# Messing Around with Design Studio in Chrome Dev Tools



## Bokonon (Apr 13, 2017)

Just having some fun with the design studio and Chrome Developer Tools... 










To be perfectly clear: *none of this is real!* All I did was swap in the AWD image URL, change a few CSS classes, and edit some of the specs / text. Because I have no life.


----------



## Michael Russo (Oct 15, 2016)

Bokonon said:


> (...) Because I have no life.


Get yourself that gorgeous blue baby and that'll change fast!! Why wait any longer?? 

You know that RWD with good winter tires will do wonders, even in your sometimes white neck of the woods...

Of course, trust you saw this... https://teslaownersonline.com/threa...al-motor-configuration.6083/page-2#post-88828
so you know you're probably 5-6 months tops away from the AWD option...


----------



## Bokonon (Apr 13, 2017)

Michael Russo said:


> Get yourself that gorgeous blue baby and that'll change fast!! Why wait any longer??
> 
> You know that RWD with good winter tires will do wonders, even in your sometimes white neck of the woods...
> 
> ...


Yeah, I just saw that... Maybe Elon caught me messing around last night and decided to bring me back down to earth. 

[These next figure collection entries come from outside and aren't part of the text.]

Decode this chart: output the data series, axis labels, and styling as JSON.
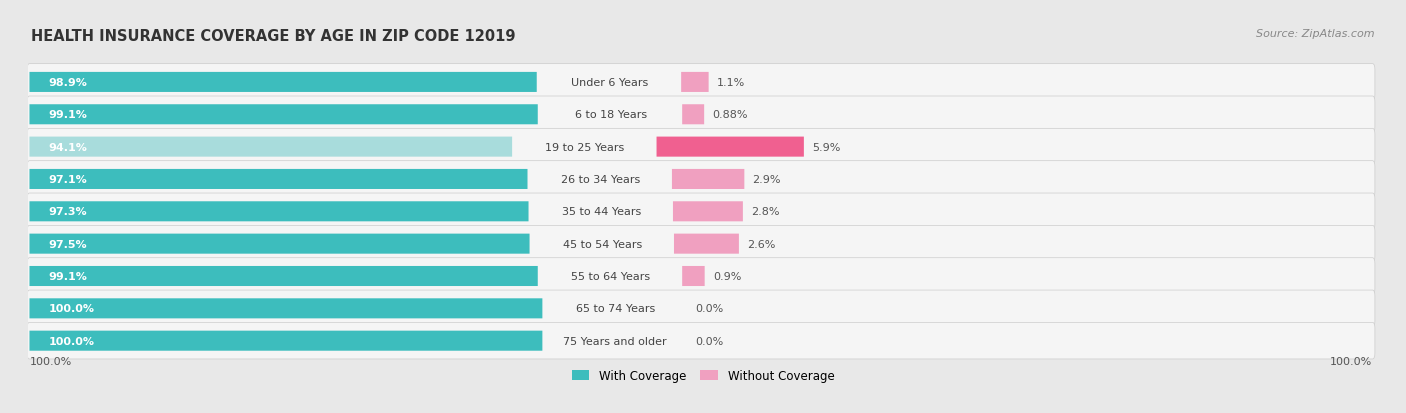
{
  "title": "HEALTH INSURANCE COVERAGE BY AGE IN ZIP CODE 12019",
  "source": "Source: ZipAtlas.com",
  "categories": [
    "Under 6 Years",
    "6 to 18 Years",
    "19 to 25 Years",
    "26 to 34 Years",
    "35 to 44 Years",
    "45 to 54 Years",
    "55 to 64 Years",
    "65 to 74 Years",
    "75 Years and older"
  ],
  "with_coverage": [
    98.9,
    99.1,
    94.1,
    97.1,
    97.3,
    97.5,
    99.1,
    100.0,
    100.0
  ],
  "without_coverage": [
    1.1,
    0.88,
    5.9,
    2.9,
    2.8,
    2.6,
    0.9,
    0.0,
    0.0
  ],
  "with_coverage_labels": [
    "98.9%",
    "99.1%",
    "94.1%",
    "97.1%",
    "97.3%",
    "97.5%",
    "99.1%",
    "100.0%",
    "100.0%"
  ],
  "without_coverage_labels": [
    "1.1%",
    "0.88%",
    "5.9%",
    "2.9%",
    "2.8%",
    "2.6%",
    "0.9%",
    "0.0%",
    "0.0%"
  ],
  "color_with": "#3dbdbd",
  "color_without_dark": "#f06090",
  "color_without_light": "#f0a0c0",
  "color_with_light": "#a8dcdc",
  "bg_color": "#e8e8e8",
  "bar_bg_color": "#f5f5f5",
  "legend_with": "With Coverage",
  "legend_without": "Without Coverage",
  "x_left_label": "100.0%",
  "x_right_label": "100.0%"
}
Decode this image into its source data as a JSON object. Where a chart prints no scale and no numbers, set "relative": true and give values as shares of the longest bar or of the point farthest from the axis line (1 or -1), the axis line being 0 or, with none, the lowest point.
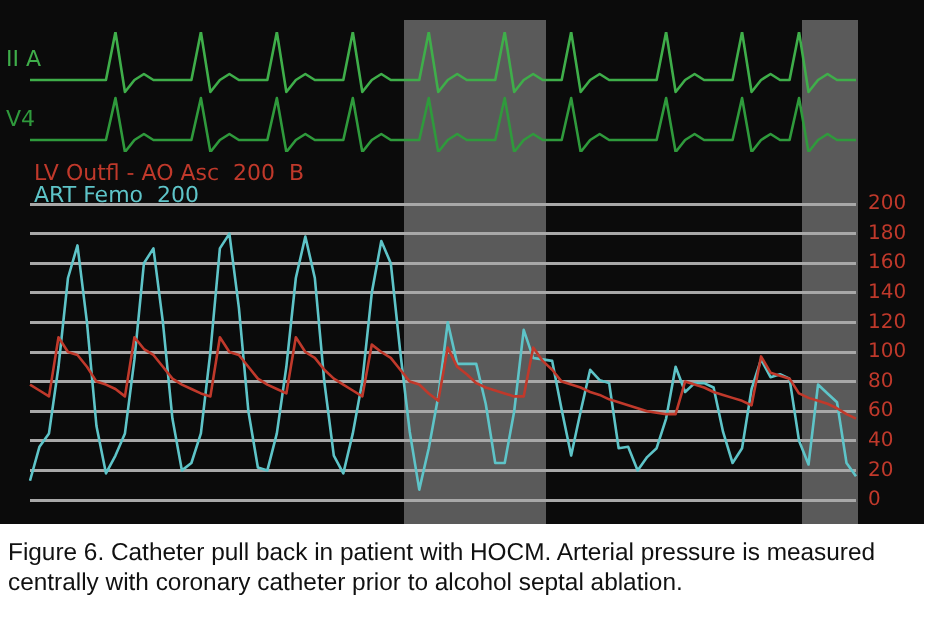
{
  "chart_data": [
    {
      "type": "line",
      "relative": true,
      "tick_labels": false,
      "legend": "left",
      "categories": [
        null,
        null,
        null,
        null,
        null,
        null,
        null,
        null,
        null,
        null,
        null,
        null,
        null,
        null,
        null,
        null,
        null,
        null,
        null,
        null,
        null,
        null,
        null,
        null,
        null,
        null,
        null,
        null,
        null,
        null,
        null,
        null,
        null,
        null,
        null,
        null,
        null,
        null,
        null,
        null,
        null,
        null,
        null,
        null,
        null,
        null,
        null,
        null,
        null,
        null,
        null,
        null,
        null,
        null,
        null,
        null,
        null,
        null,
        null,
        null,
        null,
        null,
        null,
        null,
        null,
        null,
        null,
        null,
        null,
        null,
        null,
        null,
        null,
        null,
        null,
        null,
        null,
        null,
        null,
        null,
        null,
        null,
        null,
        null,
        null,
        null,
        null,
        null
      ],
      "series": [
        {
          "name": "II A",
          "color": "#3fae4a",
          "values": [
            0.6,
            0.6,
            0.6,
            0.6,
            0.6,
            0.6,
            0.6,
            0.6,
            0.6,
            1,
            0.5,
            0.6,
            0.65,
            0.6,
            0.6,
            0.6,
            0.6,
            0.6,
            1,
            0.5,
            0.6,
            0.65,
            0.6,
            0.6,
            0.6,
            0.6,
            1,
            0.5,
            0.6,
            0.65,
            0.6,
            0.6,
            0.6,
            0.6,
            1,
            0.5,
            0.6,
            0.65,
            0.6,
            0.6,
            0.6,
            0.6,
            1,
            0.5,
            0.6,
            0.65,
            0.6,
            0.6,
            0.6,
            0.6,
            1,
            0.5,
            0.6,
            0.65,
            0.6,
            0.6,
            0.6,
            1,
            0.5,
            0.6,
            0.65,
            0.6,
            0.6,
            0.6,
            0.6,
            0.6,
            0.6,
            1,
            0.5,
            0.6,
            0.65,
            0.6,
            0.6,
            0.6,
            0.6,
            1,
            0.5,
            0.6,
            0.65,
            0.6,
            0.6,
            1,
            0.5,
            0.6,
            0.65,
            0.6,
            0.6,
            0.6
          ]
        },
        {
          "name": "V4",
          "color": "#2f9a3c",
          "values": [
            0.1,
            0.1,
            0.1,
            0.1,
            0.1,
            0.1,
            0.1,
            0.1,
            0.1,
            0.45,
            0,
            0.1,
            0.15,
            0.1,
            0.1,
            0.1,
            0.1,
            0.1,
            0.45,
            0,
            0.1,
            0.15,
            0.1,
            0.1,
            0.1,
            0.1,
            0.45,
            0,
            0.1,
            0.15,
            0.1,
            0.1,
            0.1,
            0.1,
            0.45,
            0,
            0.1,
            0.15,
            0.1,
            0.1,
            0.1,
            0.1,
            0.45,
            0,
            0.1,
            0.15,
            0.1,
            0.1,
            0.1,
            0.1,
            0.45,
            0,
            0.1,
            0.15,
            0.1,
            0.1,
            0.1,
            0.45,
            0,
            0.1,
            0.15,
            0.1,
            0.1,
            0.1,
            0.1,
            0.1,
            0.1,
            0.45,
            0,
            0.1,
            0.15,
            0.1,
            0.1,
            0.1,
            0.1,
            0.45,
            0,
            0.1,
            0.15,
            0.1,
            0.1,
            0.45,
            0,
            0.1,
            0.15,
            0.1,
            0.1,
            0.1
          ]
        }
      ]
    },
    {
      "type": "line",
      "tick_labels": "y",
      "grid": "y",
      "legend": "top left",
      "ylim": [
        0,
        200
      ],
      "yticks": [
        0,
        20,
        40,
        60,
        80,
        100,
        120,
        140,
        160,
        180,
        200
      ],
      "categories": [
        null,
        null,
        null,
        null,
        null,
        null,
        null,
        null,
        null,
        null,
        null,
        null,
        null,
        null,
        null,
        null,
        null,
        null,
        null,
        null,
        null,
        null,
        null,
        null,
        null,
        null,
        null,
        null,
        null,
        null,
        null,
        null,
        null,
        null,
        null,
        null,
        null,
        null,
        null,
        null,
        null,
        null,
        null,
        null,
        null,
        null,
        null,
        null,
        null,
        null,
        null,
        null,
        null,
        null,
        null,
        null,
        null,
        null,
        null,
        null,
        null,
        null,
        null,
        null,
        null,
        null,
        null,
        null,
        null,
        null,
        null,
        null,
        null,
        null,
        null,
        null,
        null,
        null,
        null,
        null,
        null,
        null,
        null,
        null,
        null,
        null,
        null,
        null
      ],
      "series": [
        {
          "name": "LV Outfl - AO Asc  200  B",
          "color": "#c0392b",
          "values": [
            78,
            74,
            70,
            110,
            100,
            98,
            90,
            80,
            78,
            75,
            70,
            110,
            102,
            98,
            90,
            82,
            78,
            75,
            72,
            70,
            110,
            100,
            98,
            90,
            82,
            78,
            75,
            72,
            110,
            100,
            96,
            88,
            82,
            78,
            74,
            70,
            105,
            100,
            96,
            88,
            80,
            78,
            72,
            67,
            103,
            90,
            85,
            79,
            76,
            74,
            72,
            70,
            70,
            103,
            94,
            88,
            80,
            78,
            76,
            73,
            71,
            68,
            66,
            64,
            62,
            60,
            59,
            58,
            58,
            80,
            78,
            76,
            73,
            71,
            69,
            67,
            64,
            97,
            86,
            84,
            82,
            72,
            69,
            67,
            65,
            62,
            58,
            55
          ]
        },
        {
          "name": "ART Femo  200",
          "color": "#5ec4c8",
          "values": [
            13,
            36,
            45,
            90,
            150,
            172,
            120,
            50,
            18,
            30,
            45,
            95,
            160,
            170,
            120,
            55,
            20,
            25,
            45,
            100,
            170,
            180,
            130,
            60,
            22,
            20,
            45,
            90,
            150,
            178,
            150,
            80,
            30,
            18,
            45,
            80,
            140,
            175,
            160,
            100,
            46,
            7,
            35,
            70,
            120,
            92,
            92,
            92,
            65,
            25,
            25,
            60,
            115,
            96,
            95,
            94,
            61,
            30,
            60,
            88,
            81,
            79,
            35,
            36,
            20,
            29,
            35,
            55,
            90,
            73,
            79,
            79,
            76,
            46,
            25,
            35,
            75,
            95,
            83,
            85,
            82,
            40,
            24,
            78,
            72,
            66,
            25,
            16
          ]
        }
      ],
      "annotations": [
        "Figure 6. Catheter pull back in patient with HOCM. Arterial pressure is measured centrally with coronary catheter prior to alcohol septal ablation."
      ]
    }
  ]
}
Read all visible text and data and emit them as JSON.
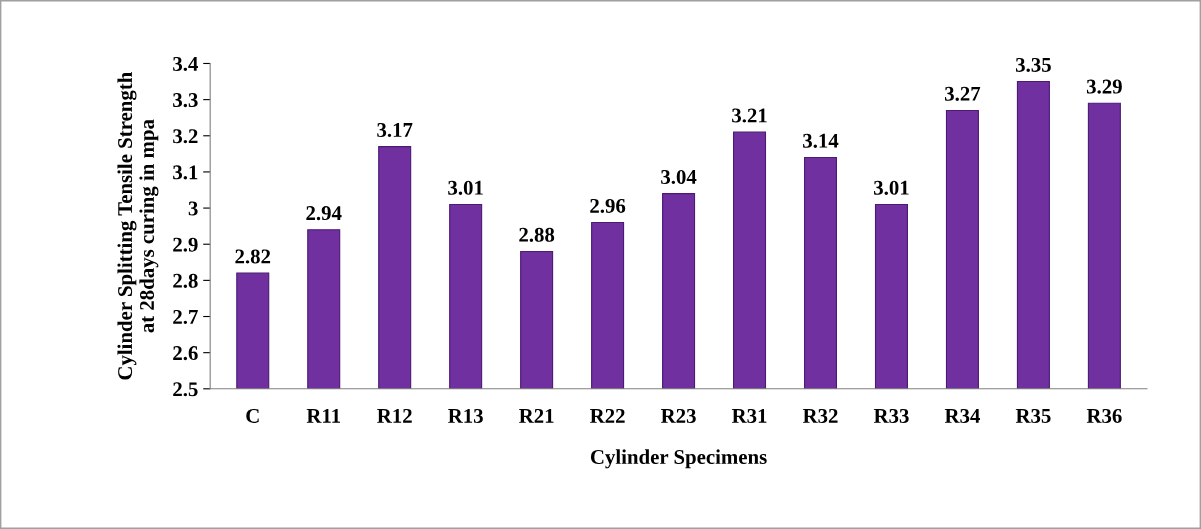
{
  "chart_data": {
    "type": "bar",
    "xlabel": "Cylinder Specimens",
    "ylabel": "Cylinder Splitting Tensile Strength\nat 28days curing in mpa",
    "categories": [
      "C",
      "R11",
      "R12",
      "R13",
      "R21",
      "R22",
      "R23",
      "R31",
      "R32",
      "R33",
      "R34",
      "R35",
      "R36"
    ],
    "values": [
      2.82,
      2.94,
      3.17,
      3.01,
      2.88,
      2.96,
      3.04,
      3.21,
      3.14,
      3.01,
      3.27,
      3.35,
      3.29
    ],
    "color": "#7030a0",
    "ylim": [
      2.5,
      3.4
    ],
    "yticks": [
      2.5,
      2.6,
      2.7,
      2.8,
      2.9,
      3,
      3.1,
      3.2,
      3.3,
      3.4
    ],
    "grid": false,
    "data_labels": true
  }
}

I'm 100% confident that I'd be perfectly fine forgoing AWD and rolling with RWD and winter tires for 4-5 months out of the year. My wife, by contrast, is much closer to 0% confident, no matter what I say about weight distribution, traction control, and instantaneous feedback from the motor... And the fact that there is such a large disparity in confidence also negatively impacts her confidence in *my* confidence. 

So, for that main reason -- along with a few ancillary reasons, and not wanting to have any regrets about the car we configure -- I'd prefer AWD if we can make it work.

For now, there's no reason to take any action on my part, with a car under lease through September, AWD specs unknown, tax credit situation unclear, and uncertainty as to whether Tesla hits 5K/week in June, July or (my personal guess) sometime later. But by July or August we should have more clarity on all of those matters, so around then we'll make a decision on what to do.


----------



## Michael Russo (Oct 15, 2016)

@Bokonon , I admire your patience... Even more so after just having succumbed...


----------



## Bokonon (Apr 13, 2017)

Michael Russo said:


> @Bokonon , I admire your patience... Even more so after just having succumbed...


Oh, it's a daily struggle. Especially now that I have access to the design studio and the Order button... 

I think the one thing that might push my patience beyond its limits would be if they announce in July/August that they will be making Performance AWD (in which we have little interest) before standard AWD. I don't think this is the most likely scenario, but there are enough hypothetical reasons for them to do it that I can't rule it out as a possibility.


----------